Fatigue Life Evaluation Method for Foundry Crane Metal Structure Considering Load Dynamic Response and Crack Closure Effect

Abstract

To compensate for the shortcomings of quasi-static law in anti-fatigue analysis of foundry crane metal structures, the fatigue life evaluation method of foundry crane metal structure considering load dynamic response and crack closure effect is proposed. In line with the theory of mechanical vibration, a dynamic model of crane structure during the working cycle is constructed, and dynamic coefficients under diverse actions are analysed. Calculation models of the internal force dynamic change process of dangerous cross-sections and a simulation model of first principal stress-time history are established by using the steel structure design criteria, which is utilised to extract the change of first principal stress of danger points over time. Then, the double-parameter stress spectrum is obtained by the rain flow counting method. The fatigue life calculation formula is corrected by introducing a crack closure parameter that can be calculated by the stress ratio and the effective stress ratio. Under the finite element model imported into Msc.

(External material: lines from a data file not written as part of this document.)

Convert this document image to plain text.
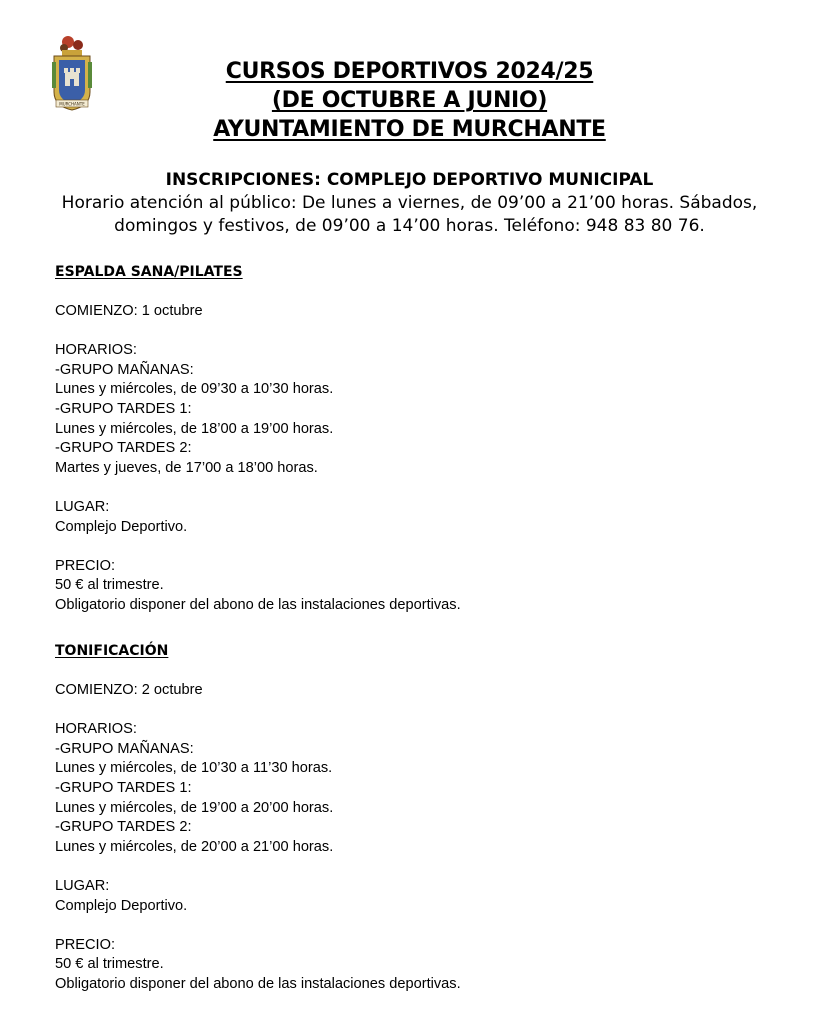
MURCHANTE
CURSOS DEPORTIVOS 2024/25
(DE OCTUBRE A JUNIO)
AYUNTAMIENTO DE MURCHANTE
INSCRIPCIONES: COMPLEJO DEPORTIVO MUNICIPAL
Horario atención al público: De lunes a viernes, de 09’00 a 21’00 horas. Sábados,
domingos y festivos, de 09’00 a 14’00 horas. Teléfono: 948 83 80 76.
ESPALDA SANA/PILATES
COMIENZO: 1 octubre
HORARIOS:
-GRUPO MAÑANAS:
Lunes y miércoles, de 09’30 a 10’30 horas.
-GRUPO TARDES 1:
Lunes y miércoles, de 18’00 a 19’00 horas.
-GRUPO TARDES 2:
Martes y jueves, de 17’00 a 18’00 horas.
LUGAR:
Complejo Deportivo.
PRECIO:
50 € al trimestre.
Obligatorio disponer del abono de las instalaciones deportivas.
TONIFICACIÓN
COMIENZO: 2 octubre
HORARIOS:
-GRUPO MAÑANAS:
Lunes y miércoles, de 10’30 a 11’30 horas.
-GRUPO TARDES 1:
Lunes y miércoles, de 19’00 a 20’00 horas.
-GRUPO TARDES 2:
Lunes y miércoles, de 20’00 a 21’00 horas.
LUGAR:
Complejo Deportivo.
PRECIO:
50 € al trimestre.
Obligatorio disponer del abono de las instalaciones deportivas.
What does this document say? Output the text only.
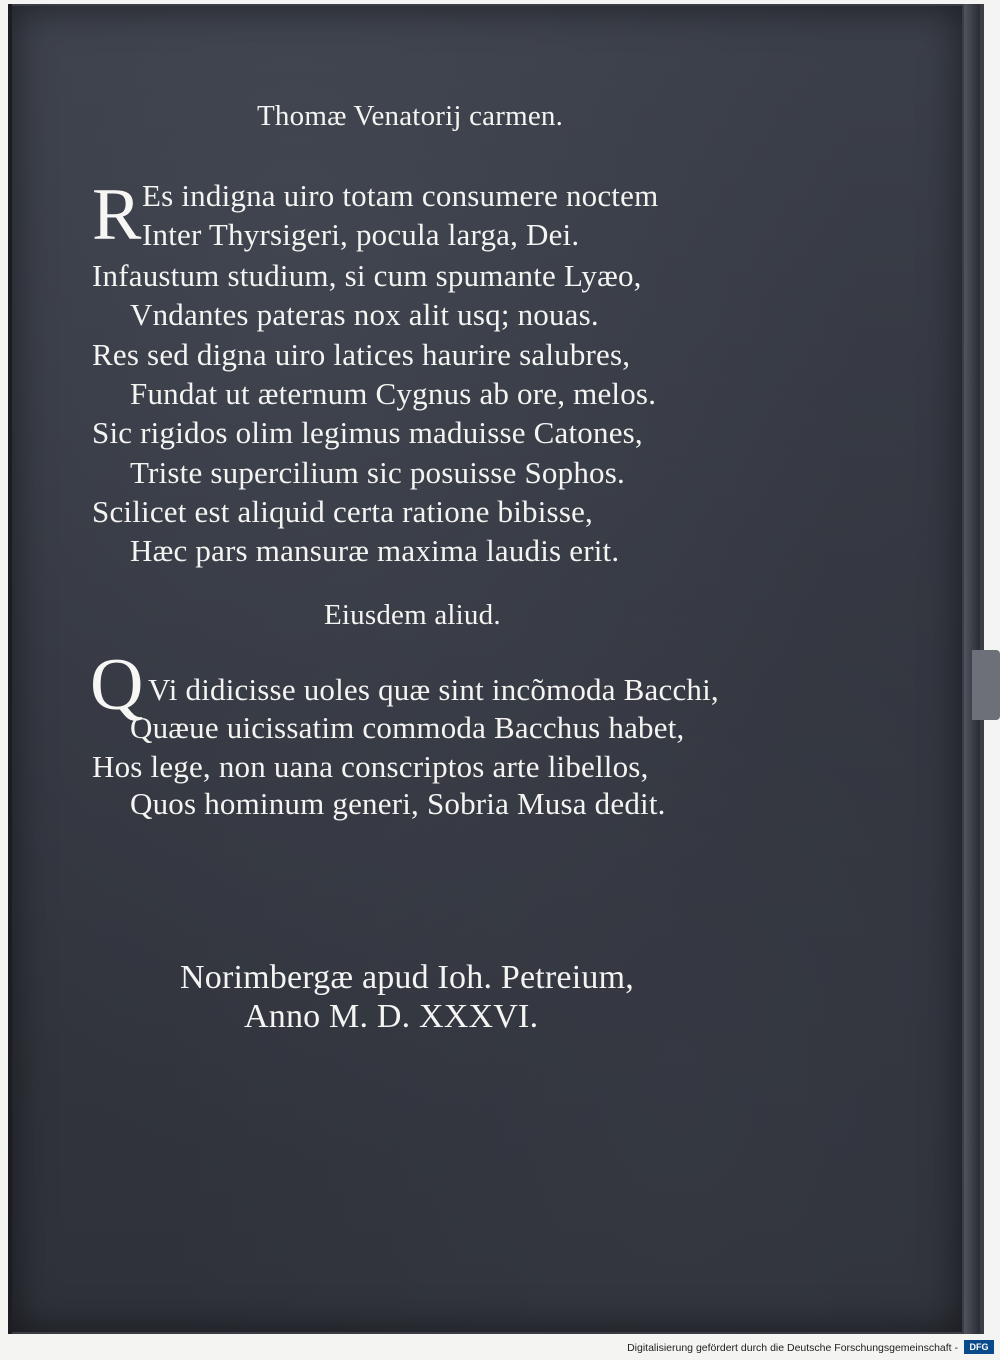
Thomæ Venatorij carmen.
R Es indigna uiro totam consumere noctem
Inter Thyrsigeri, pocula larga, Dei.
Infaustum studium, si cum spumante Lyæo,
Vndantes pateras nox alit usq; nouas.
Res sed digna uiro latices haurire salubres,
Fundat ut æternum Cygnus ab ore, melos.
Sic rigidos olim legimus maduisse Catones,
Triste supercilium sic posuisse Sophos.
Scilicet est aliquid certa ratione bibisse,
Hæc pars mansuræ maxima laudis erit.
Eiusdem aliud.
Q Vi didicisse uoles quæ sint incõmoda Bacchi,
Quæue uicissatim commoda Bacchus habet,
Hos lege, non uana conscriptos arte libellos,
Quos hominum generi, Sobria Musa dedit.
Norimbergæ apud Ioh. Petreium,
Anno M. D. XXXVI.
Digitalisierung gefördert durch die Deutsche Forschungsgemeinschaft -	DFG
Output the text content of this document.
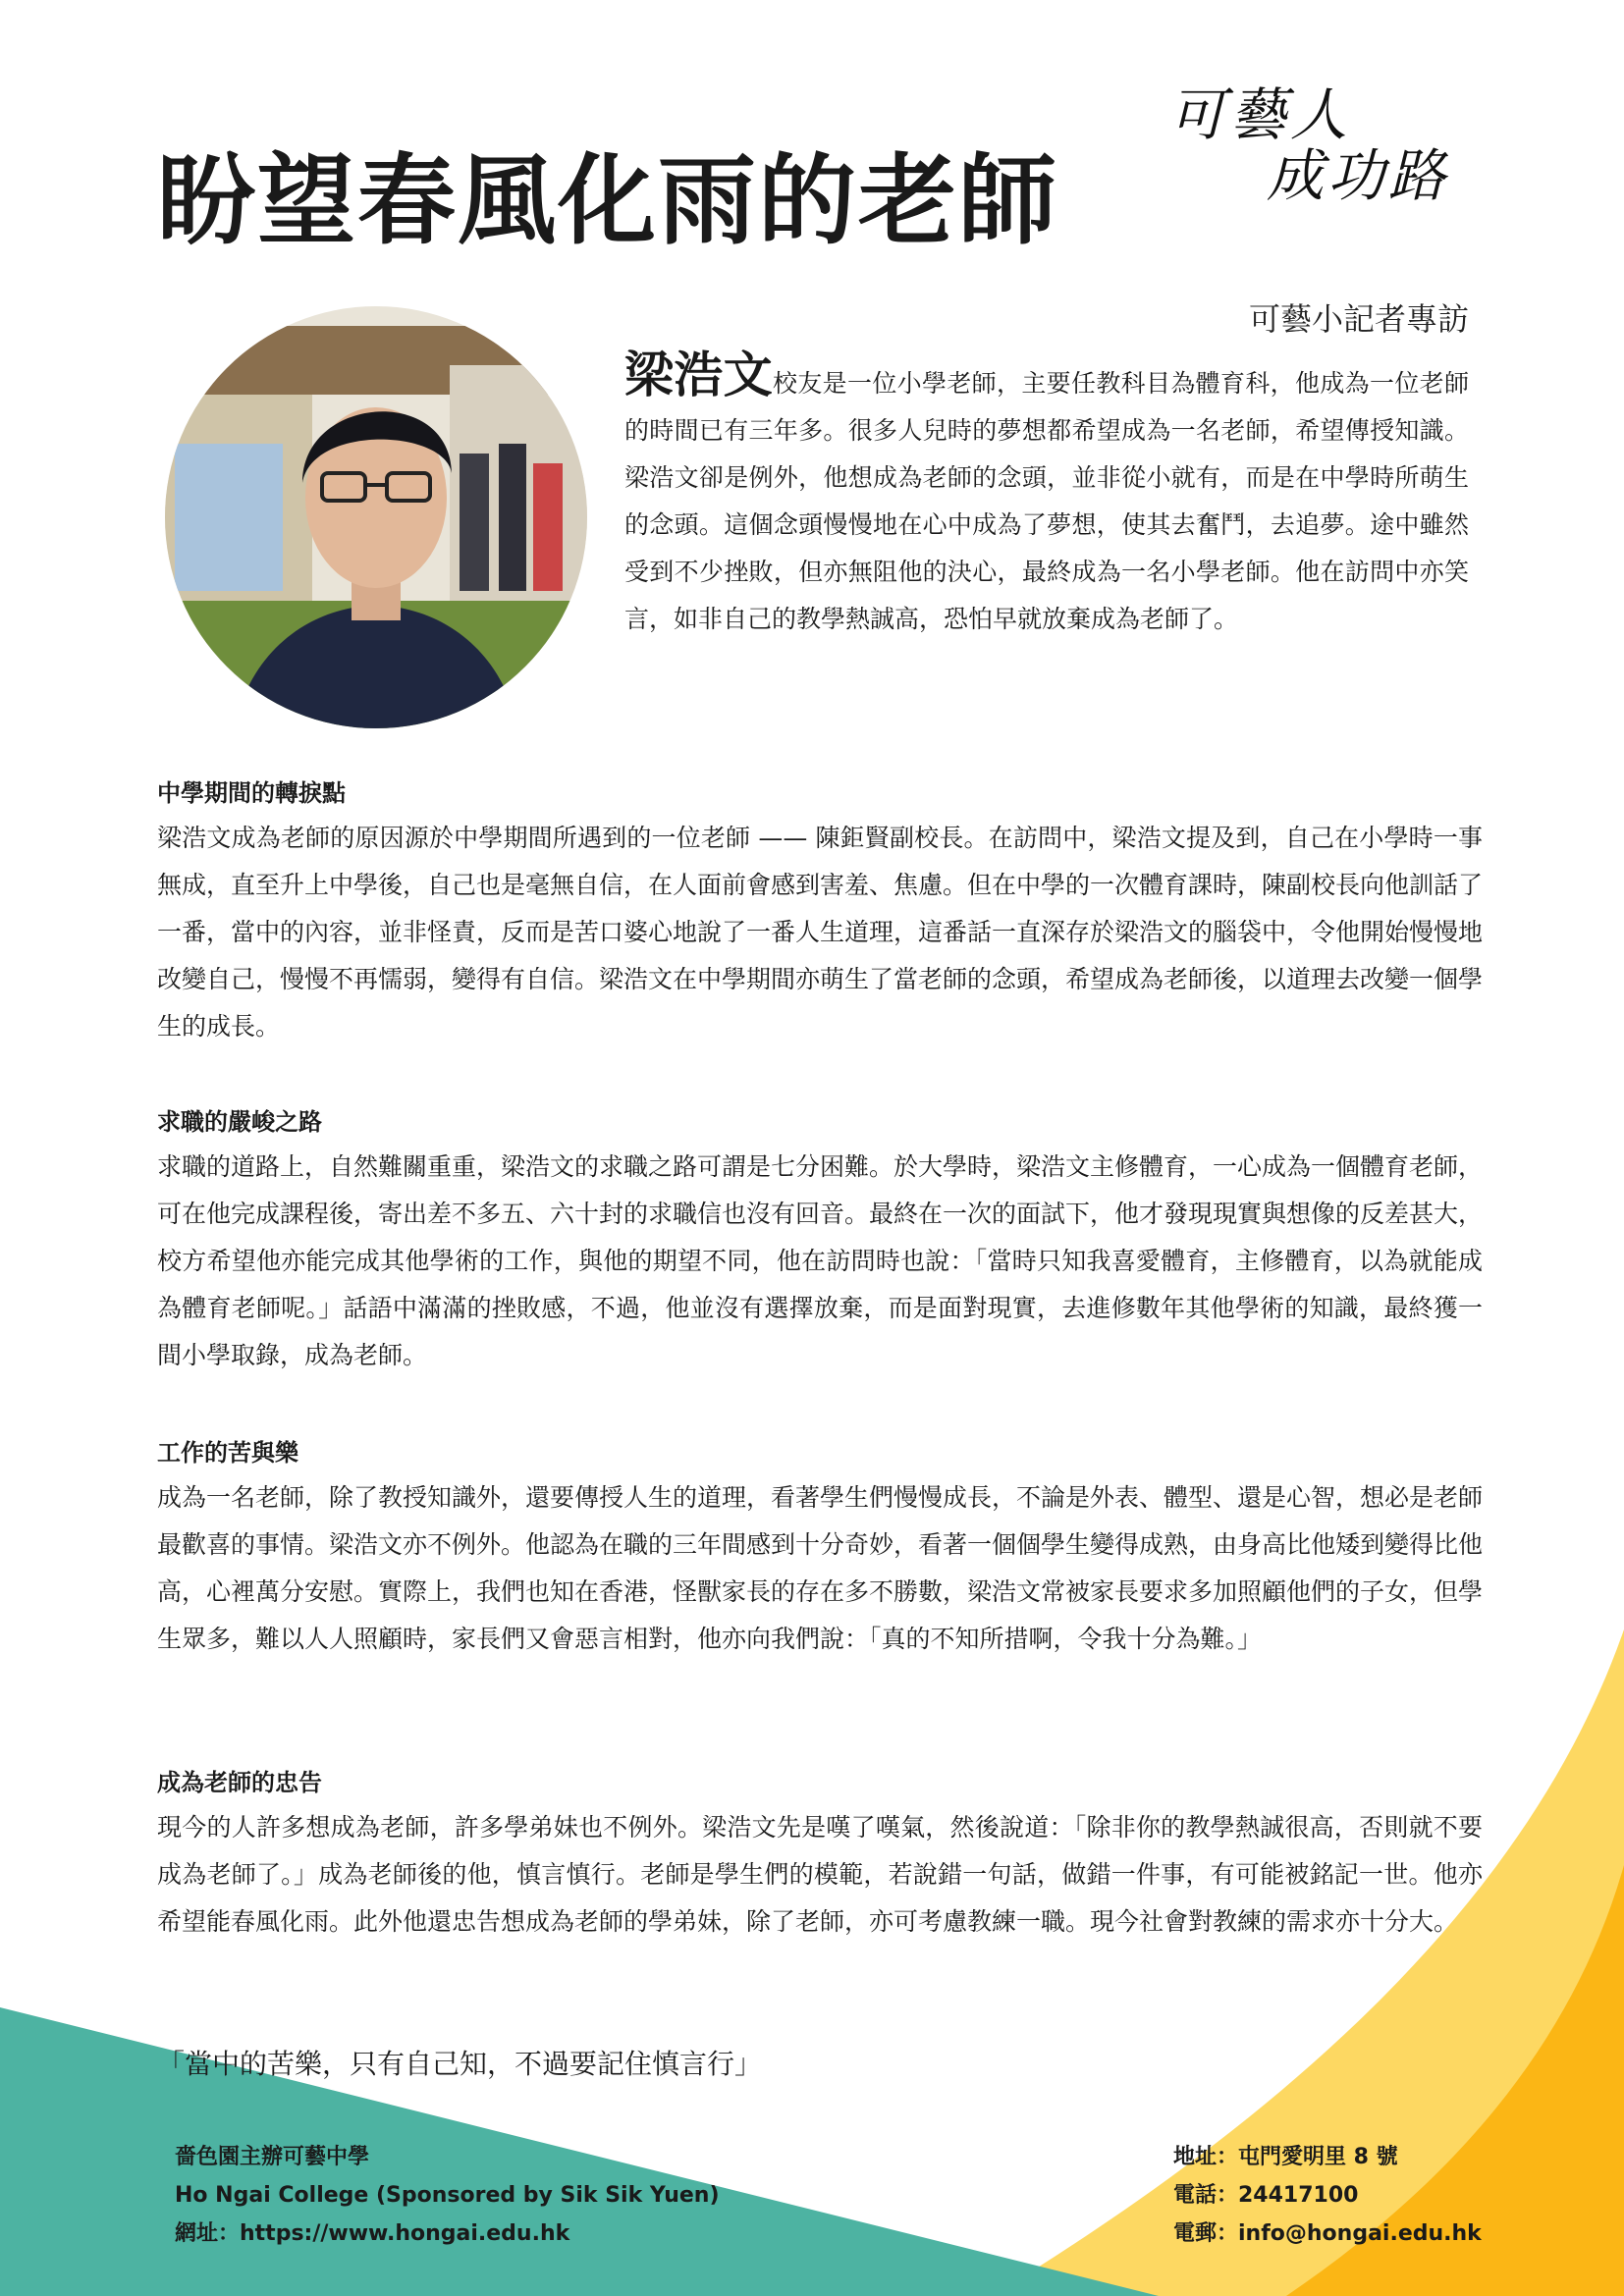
可藝人
成功路
盼望春風化雨的老師
可藝小記者專訪

梁浩文校友是一位小學老師，主要任教科目為體育科，他成為一位老師的時間已有三年多。很多人兒時的夢想都希望成為一名老師，希望傳授知識。梁浩文卻是例外，他想成為老師的念頭，並非從小就有，而是在中學時所萌生的念頭。這個念頭慢慢地在心中成為了夢想，使其去奮鬥，去追夢。途中雖然受到不少挫敗，但亦無阻他的決心，最終成為一名小學老師。他在訪問中亦笑言，如非自己的教學熱誠高，恐怕早就放棄成為老師了。

中學期間的轉捩點

梁浩文成為老師的原因源於中學期間所遇到的一位老師 —— 陳鉅賢副校長。在訪問中，梁浩文提及到，自己在小學時一事無成，直至升上中學後，自己也是毫無自信，在人面前會感到害羞、焦慮。但在中學的一次體育課時，陳副校長向他訓話了一番，當中的內容，並非怪責，反而是苦口婆心地說了一番人生道理，這番話一直深存於梁浩文的腦袋中，令他開始慢慢地改變自己，慢慢不再懦弱，變得有自信。梁浩文在中學期間亦萌生了當老師的念頭，希望成為老師後，以道理去改變一個學生的成長。

求職的嚴峻之路

求職的道路上，自然難關重重，梁浩文的求職之路可謂是七分困難。於大學時，梁浩文主修體育，一心成為一個體育老師，可在他完成課程後，寄出差不多五、六十封的求職信也沒有回音。最終在一次的面試下，他才發現現實與想像的反差甚大，校方希望他亦能完成其他學術的工作，與他的期望不同，他在訪問時也說：「當時只知我喜愛體育，主修體育，以為就能成為體育老師呢。」話語中滿滿的挫敗感，不過，他並沒有選擇放棄，而是面對現實，去進修數年其他學術的知識，最終獲一間小學取錄，成為老師。

工作的苦與樂

成為一名老師，除了教授知識外，還要傳授人生的道理，看著學生們慢慢成長，不論是外表、體型、還是心智，想必是老師最歡喜的事情。梁浩文亦不例外。他認為在職的三年間感到十分奇妙，看著一個個學生變得成熟，由身高比他矮到變得比他高，心裡萬分安慰。實際上，我們也知在香港，怪獸家長的存在多不勝數，梁浩文常被家長要求多加照顧他們的子女，但學生眾多，難以人人照顧時，家長們又會惡言相對，他亦向我們說：「真的不知所措啊，令我十分為難。」

成為老師的忠告

現今的人許多想成為老師，許多學弟妹也不例外。梁浩文先是嘆了嘆氣，然後說道：「除非你的教學熱誠很高，否則就不要成為老師了。」成為老師後的他，慎言慎行。老師是學生們的模範，若說錯一句話，做錯一件事，有可能被銘記一世。他亦希望能春風化雨。此外他還忠告想成為老師的學弟妹，除了老師，亦可考慮教練一職。現今社會對教練的需求亦十分大。

「當中的苦樂，只有自己知，不過要記住慎言行」
嗇色園主辦可藝中學
Ho Ngai College (Sponsored by Sik Sik Yuen)
網址：https://www.hongai.edu.hk
地址：屯門愛明里 8 號
電話：24417100
電郵：info@hongai.edu.hk
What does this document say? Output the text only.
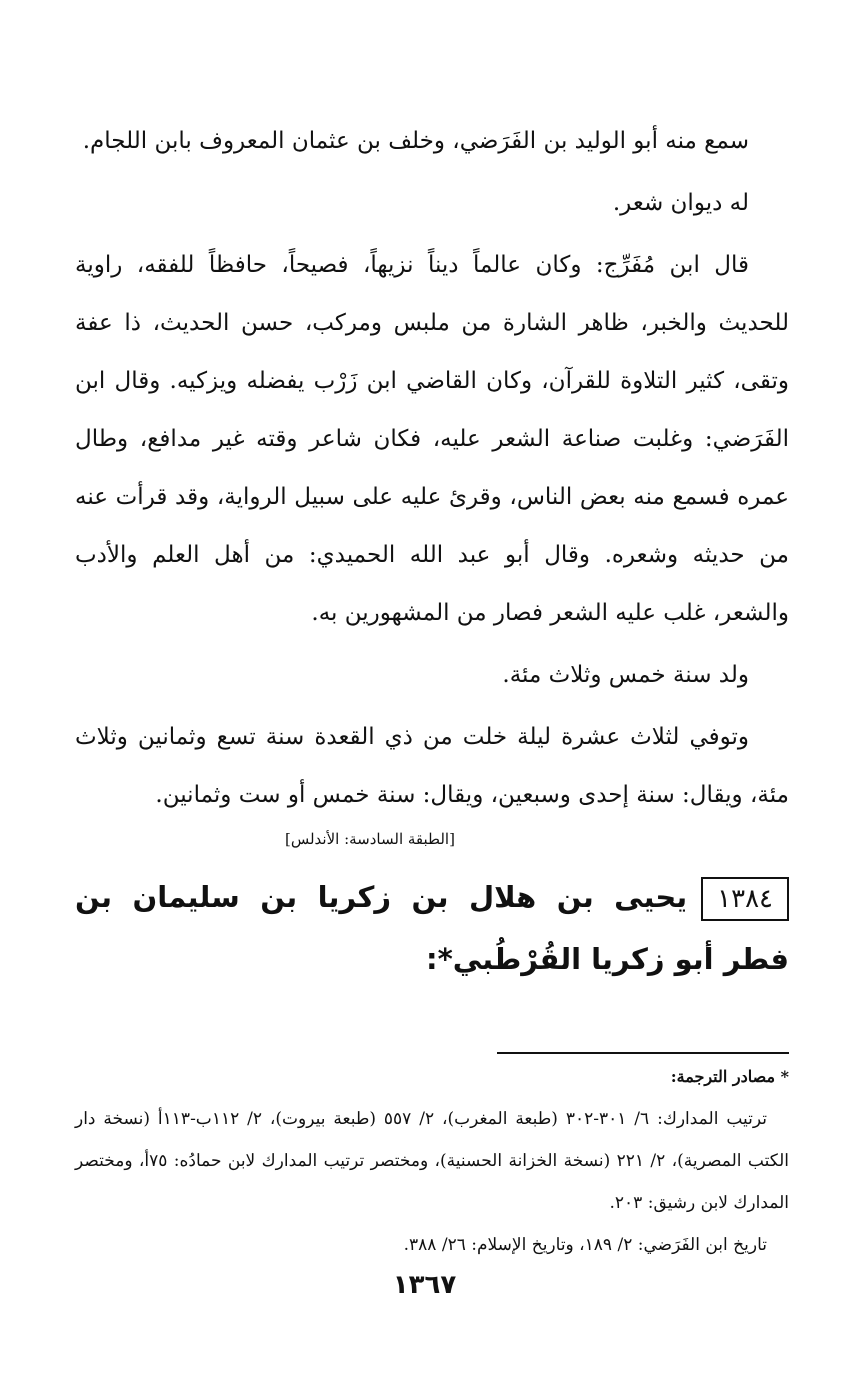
سمع منه أبو الوليد بن الفَرَضي، وخلف بن عثمان المعروف بابن اللجام.

له ديوان شعر.

قال ابن مُفَرِّج: وكان عالماً ديناً نزيهاً، فصيحاً، حافظاً للفقه، راوية للحديث والخبر، ظاهر الشارة من ملبس ومركب، حسن الحديث، ذا عفة وتقى، كثير التلاوة للقرآن، وكان القاضي ابن زَرْب يفضله ويزكيه. وقال ابن الفَرَضي: وغلبت صناعة الشعر عليه، فكان شاعر وقته غير مدافع، وطال عمره فسمع منه بعض الناس، وقرئ عليه على سبيل الرواية، وقد قرأت عنه من حديثه وشعره. وقال أبو عبد الله الحميدي: من أهل العلم والأدب والشعر، غلب عليه الشعر فصار من المشهورين به.

ولد سنة خمس وثلاث مئة.

وتوفي لثلاث عشرة ليلة خلت من ذي القعدة سنة تسع وثمانين وثلاث مئة، ويقال: سنة إحدى وسبعين، ويقال: سنة خمس أو ست وثمانين.

[الطبقة السادسة: الأندلس]

١٣٨٤يحيى بن هلال بن زكريا بن سليمان بن فطر أبو زكريا القُرْطُبي*:

* مصادر الترجمة:

ترتيب المدارك: ٦/ ٣٠١-٣٠٢ (طبعة المغرب)، ٢/ ٥٥٧ (طبعة بيروت)، ٢/ ١١٢ب-١١٣أ (نسخة دار الكتب المصرية)، ٢/ ٢٢١ (نسخة الخزانة الحسنية)، ومختصر ترتيب المدارك لابن حمادُه: ٧٥أ، ومختصر المدارك لابن رشيق: ٢٠٣.

تاريخ ابن الفَرَضي: ٢/ ١٨٩، وتاريخ الإسلام: ٢٦/ ٣٨٨.

١٣٦٧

Patran, crack propagation analysis is performed by the growth method in the fatigue integration module Msc. Fatigue. Taking the metal structure of a 100/40t-28.5m foundry crane with track offset as an example, the accuracy of calculation results and the feasibility and applicability of the proposed method are verified by theoretical calculation and finite element simulation, which provide a theoretical basis for improvement of the fatigue resistance design of foundry cranes.